VOICES – White supremacy in America was never simply a rightwing phenomenon.

It pervades all parts of the ideological spectrum. As I discussed in my CounterPunch piece last week, numerous polls show that Republicans, independents, and Democrats embrace white nationalism, even if it is most popular on the right. 

In my last essay, I talked about the success of the Republican Party over the last three decades in selling the myth that it is the true representative of the “white working-class.” This is a propaganda campaign that’s long been promoted by reactionary pundits and party officials to rebrand the party and obscure its embrace of corporate power and the wealthiest one percent. 

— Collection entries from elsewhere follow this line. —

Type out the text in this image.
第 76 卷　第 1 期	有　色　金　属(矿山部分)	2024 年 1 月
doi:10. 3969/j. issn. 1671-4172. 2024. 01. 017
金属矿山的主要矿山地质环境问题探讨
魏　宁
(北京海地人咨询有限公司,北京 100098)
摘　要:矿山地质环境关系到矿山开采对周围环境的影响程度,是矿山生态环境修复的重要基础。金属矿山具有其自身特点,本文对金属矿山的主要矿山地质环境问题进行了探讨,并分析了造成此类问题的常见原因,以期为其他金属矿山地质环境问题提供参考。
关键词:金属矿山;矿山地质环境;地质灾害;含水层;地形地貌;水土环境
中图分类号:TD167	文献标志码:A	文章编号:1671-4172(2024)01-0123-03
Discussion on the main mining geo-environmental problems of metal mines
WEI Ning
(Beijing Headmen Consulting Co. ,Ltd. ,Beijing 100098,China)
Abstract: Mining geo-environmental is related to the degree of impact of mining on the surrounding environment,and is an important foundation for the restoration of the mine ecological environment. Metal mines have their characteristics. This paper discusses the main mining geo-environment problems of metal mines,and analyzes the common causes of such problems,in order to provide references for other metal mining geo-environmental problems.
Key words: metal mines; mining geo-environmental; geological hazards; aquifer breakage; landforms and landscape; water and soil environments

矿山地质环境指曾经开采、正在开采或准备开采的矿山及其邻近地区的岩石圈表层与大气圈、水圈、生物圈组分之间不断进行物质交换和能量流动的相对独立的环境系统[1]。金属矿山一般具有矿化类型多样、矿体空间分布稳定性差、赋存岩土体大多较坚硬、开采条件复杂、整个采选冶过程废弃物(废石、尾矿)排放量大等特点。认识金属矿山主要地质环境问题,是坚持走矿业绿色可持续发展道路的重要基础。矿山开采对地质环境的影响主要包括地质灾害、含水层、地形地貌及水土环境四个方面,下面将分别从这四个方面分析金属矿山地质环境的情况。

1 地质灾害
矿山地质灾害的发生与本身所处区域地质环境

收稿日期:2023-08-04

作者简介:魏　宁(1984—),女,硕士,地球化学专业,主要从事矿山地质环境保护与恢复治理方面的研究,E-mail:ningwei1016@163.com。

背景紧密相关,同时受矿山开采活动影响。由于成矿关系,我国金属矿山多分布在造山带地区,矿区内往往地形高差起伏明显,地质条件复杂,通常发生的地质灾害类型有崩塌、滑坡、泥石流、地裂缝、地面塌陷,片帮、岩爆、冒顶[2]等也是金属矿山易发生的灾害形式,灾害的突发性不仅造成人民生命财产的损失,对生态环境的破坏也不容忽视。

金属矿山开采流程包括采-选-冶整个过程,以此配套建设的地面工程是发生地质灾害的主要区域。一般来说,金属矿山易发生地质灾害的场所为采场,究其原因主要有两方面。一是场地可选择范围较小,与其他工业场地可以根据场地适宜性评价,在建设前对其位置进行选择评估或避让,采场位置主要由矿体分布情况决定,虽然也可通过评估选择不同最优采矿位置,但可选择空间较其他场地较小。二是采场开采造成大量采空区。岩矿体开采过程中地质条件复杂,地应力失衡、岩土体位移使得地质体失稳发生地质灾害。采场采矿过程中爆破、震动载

Related to this myth, the dominant national narrative now portrays Trump supporters, not as racist or bigoted, not as xenophobic or sexist, or as enabling a fascistic party leader a la Donald Trump. We are told, instead, to “take it easy” on individuals who are supposedly driven by economic grievances and financial insecurity and anxious about being left behind in an era of corporate globalization, manufacturing job loss, and rising worker insecurity. 

As I documented in my last piece, there’s little evidence to validate the myth that Trump supporters are more likely than other Americans to be economically insecure. Most come from decent to well-to-do financial backgrounds, earning incomes that qualify them as middle to middle-upper income. The predominant view among social science experts is that reactionary socio-political attitudes are the primary statistical predictors of Trump support. 

And yet, the myth of the insecure white working-class Republican voter has had the effect, practically speaking, of mainstreaming rising rightwing extremism in America. It’s obscured the increasingly reactionary and hateful socio-political attitudes that are primarily driving support for Trumpism. This myth of the insecure Trump voter has meant the normalization of a white supremacist and neofascistic American right, as intellectuals, pundits, and political officials operating on the right, center, and left parts of the political spectrum refrain from talking about the Republican Party or Trump as embracing neofascistic politics, despite alarming signs that this is the case.